Note: If the supposed prior Chinese marriage had been sufficiently proven, then in order that the subsequent Philippine marriage
could be valid, it would have been necessary either [a] that the Chinese marriage should have been previously annulled or dissolved; or
[b] that the first wife of respondent should have been absent for 7 consecutive years at the time of the second marriage without the
respondent having news of the absentee being alive; or [c] that the absentee should have been generally considered as dead and believed
to be so by respondent at the time of contracting the subsequent marriage, in either of which last two cases the subsequent marriage will
be valid until declared null and void by a competent court, while in the first it will be valid without this limitation.
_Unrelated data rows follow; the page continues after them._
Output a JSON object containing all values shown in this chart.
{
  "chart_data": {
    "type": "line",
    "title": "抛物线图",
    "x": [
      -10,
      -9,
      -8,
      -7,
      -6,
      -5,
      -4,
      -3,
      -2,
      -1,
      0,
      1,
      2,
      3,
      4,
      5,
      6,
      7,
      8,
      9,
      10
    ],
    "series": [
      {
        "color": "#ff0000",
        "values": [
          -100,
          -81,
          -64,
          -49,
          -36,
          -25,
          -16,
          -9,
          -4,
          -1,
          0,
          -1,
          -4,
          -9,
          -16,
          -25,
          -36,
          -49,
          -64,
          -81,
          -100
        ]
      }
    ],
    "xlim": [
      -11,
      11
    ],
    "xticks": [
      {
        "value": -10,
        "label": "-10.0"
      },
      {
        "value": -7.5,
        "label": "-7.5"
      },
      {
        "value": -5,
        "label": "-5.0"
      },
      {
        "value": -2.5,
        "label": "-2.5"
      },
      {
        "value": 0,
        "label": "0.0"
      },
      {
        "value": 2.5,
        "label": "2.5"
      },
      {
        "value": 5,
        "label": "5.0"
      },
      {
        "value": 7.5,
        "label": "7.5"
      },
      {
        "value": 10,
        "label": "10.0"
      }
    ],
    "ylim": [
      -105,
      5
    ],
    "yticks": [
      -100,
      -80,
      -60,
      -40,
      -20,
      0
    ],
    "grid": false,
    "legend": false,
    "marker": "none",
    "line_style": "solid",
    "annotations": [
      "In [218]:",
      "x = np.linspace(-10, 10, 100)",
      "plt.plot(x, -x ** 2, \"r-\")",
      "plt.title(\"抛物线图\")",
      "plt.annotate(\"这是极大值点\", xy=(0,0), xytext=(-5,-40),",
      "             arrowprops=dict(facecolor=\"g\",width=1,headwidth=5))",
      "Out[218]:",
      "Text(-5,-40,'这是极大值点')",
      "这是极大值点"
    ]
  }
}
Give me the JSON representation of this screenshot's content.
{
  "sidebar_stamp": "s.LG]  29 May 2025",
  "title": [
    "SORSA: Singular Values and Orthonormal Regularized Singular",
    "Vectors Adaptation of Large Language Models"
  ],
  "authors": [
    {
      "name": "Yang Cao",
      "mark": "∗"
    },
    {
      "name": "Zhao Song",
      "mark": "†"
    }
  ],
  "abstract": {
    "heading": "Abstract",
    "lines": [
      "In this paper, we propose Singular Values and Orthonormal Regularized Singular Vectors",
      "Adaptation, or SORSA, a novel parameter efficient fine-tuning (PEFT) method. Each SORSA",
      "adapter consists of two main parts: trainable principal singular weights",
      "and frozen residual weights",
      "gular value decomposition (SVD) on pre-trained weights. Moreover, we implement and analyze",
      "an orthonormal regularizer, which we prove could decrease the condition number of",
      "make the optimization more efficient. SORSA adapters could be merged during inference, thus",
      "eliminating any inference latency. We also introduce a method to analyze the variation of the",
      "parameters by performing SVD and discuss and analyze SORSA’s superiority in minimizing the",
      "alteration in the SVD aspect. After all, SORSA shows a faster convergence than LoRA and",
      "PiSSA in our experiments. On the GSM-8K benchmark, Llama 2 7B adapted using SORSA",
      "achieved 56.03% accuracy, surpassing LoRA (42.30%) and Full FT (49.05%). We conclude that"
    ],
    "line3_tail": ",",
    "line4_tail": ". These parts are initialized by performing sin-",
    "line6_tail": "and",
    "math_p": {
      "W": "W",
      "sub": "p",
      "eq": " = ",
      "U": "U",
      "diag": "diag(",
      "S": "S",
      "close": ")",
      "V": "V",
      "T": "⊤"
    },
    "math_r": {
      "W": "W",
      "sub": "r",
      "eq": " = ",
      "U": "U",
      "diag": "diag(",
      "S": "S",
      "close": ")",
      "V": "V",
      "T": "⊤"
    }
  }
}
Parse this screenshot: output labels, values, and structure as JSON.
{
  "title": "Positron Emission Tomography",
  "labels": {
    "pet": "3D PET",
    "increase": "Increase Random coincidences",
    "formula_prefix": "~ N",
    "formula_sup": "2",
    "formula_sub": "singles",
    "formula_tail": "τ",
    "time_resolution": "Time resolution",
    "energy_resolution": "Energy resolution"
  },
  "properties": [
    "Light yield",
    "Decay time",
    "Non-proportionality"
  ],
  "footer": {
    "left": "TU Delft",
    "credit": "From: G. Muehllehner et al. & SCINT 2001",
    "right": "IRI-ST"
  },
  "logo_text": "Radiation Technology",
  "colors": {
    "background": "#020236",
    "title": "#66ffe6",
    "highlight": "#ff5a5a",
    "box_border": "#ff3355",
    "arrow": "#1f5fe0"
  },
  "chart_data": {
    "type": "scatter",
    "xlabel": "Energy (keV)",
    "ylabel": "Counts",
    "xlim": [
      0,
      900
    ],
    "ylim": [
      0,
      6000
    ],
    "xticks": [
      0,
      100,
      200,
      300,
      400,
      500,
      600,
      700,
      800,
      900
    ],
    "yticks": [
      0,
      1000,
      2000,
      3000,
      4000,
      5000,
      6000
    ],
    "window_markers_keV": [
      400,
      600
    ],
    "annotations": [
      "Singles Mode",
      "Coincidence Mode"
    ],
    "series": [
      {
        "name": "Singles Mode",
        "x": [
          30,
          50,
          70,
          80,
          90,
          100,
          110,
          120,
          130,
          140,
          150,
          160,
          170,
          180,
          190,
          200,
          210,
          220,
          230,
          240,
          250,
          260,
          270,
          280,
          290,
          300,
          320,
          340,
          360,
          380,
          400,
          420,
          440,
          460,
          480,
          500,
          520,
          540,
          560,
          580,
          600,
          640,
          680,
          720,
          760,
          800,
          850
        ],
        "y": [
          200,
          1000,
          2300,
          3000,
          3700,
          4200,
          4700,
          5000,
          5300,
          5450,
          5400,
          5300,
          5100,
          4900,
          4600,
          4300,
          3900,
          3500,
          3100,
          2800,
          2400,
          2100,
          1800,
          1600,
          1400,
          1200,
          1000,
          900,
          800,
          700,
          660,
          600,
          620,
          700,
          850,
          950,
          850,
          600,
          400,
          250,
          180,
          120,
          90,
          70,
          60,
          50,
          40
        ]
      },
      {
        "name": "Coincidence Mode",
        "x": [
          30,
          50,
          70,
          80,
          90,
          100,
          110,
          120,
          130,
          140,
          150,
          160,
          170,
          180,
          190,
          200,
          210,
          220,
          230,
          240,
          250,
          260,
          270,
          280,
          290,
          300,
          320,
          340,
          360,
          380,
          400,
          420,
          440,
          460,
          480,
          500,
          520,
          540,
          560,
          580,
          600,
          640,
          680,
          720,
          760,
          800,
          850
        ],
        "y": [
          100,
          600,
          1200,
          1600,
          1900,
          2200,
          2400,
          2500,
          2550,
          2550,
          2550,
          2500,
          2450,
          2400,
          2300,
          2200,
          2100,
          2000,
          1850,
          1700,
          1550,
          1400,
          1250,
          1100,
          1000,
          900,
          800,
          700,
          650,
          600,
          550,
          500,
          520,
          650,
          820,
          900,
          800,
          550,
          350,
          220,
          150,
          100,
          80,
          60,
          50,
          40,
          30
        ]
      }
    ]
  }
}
However, the complete
absence of proof of the supposed former Chinese marriage makes Sections 29 and 30 of the Marriage inapplicable.

Maria Ching having been validly married on June 21, 1946, she became emancipated. This emancipation
brought about the loss by the father of the parental authority that he claims. Further, Article 48 of Chapter V of
the Spanish Marriage Law of 1870, whose Articles 44 to 8 were, and are then partly, in force in the Philippines
provides that the wife has the duty of living in her husband's company and of following him to wherever he
transfers his domicile or residence.

1 "Sec. 19. Marriages performed abroad. - All marriages performed outside of the Philippine Islands in accordance with the laws in force in
the country where they were performed and valid there as such, shall also be valid in these Islands."
2 "Sec. IV. All marriages contracted without these Islands, which would be valid by the laws of the country in which the same were

contracted, are valid in these Island."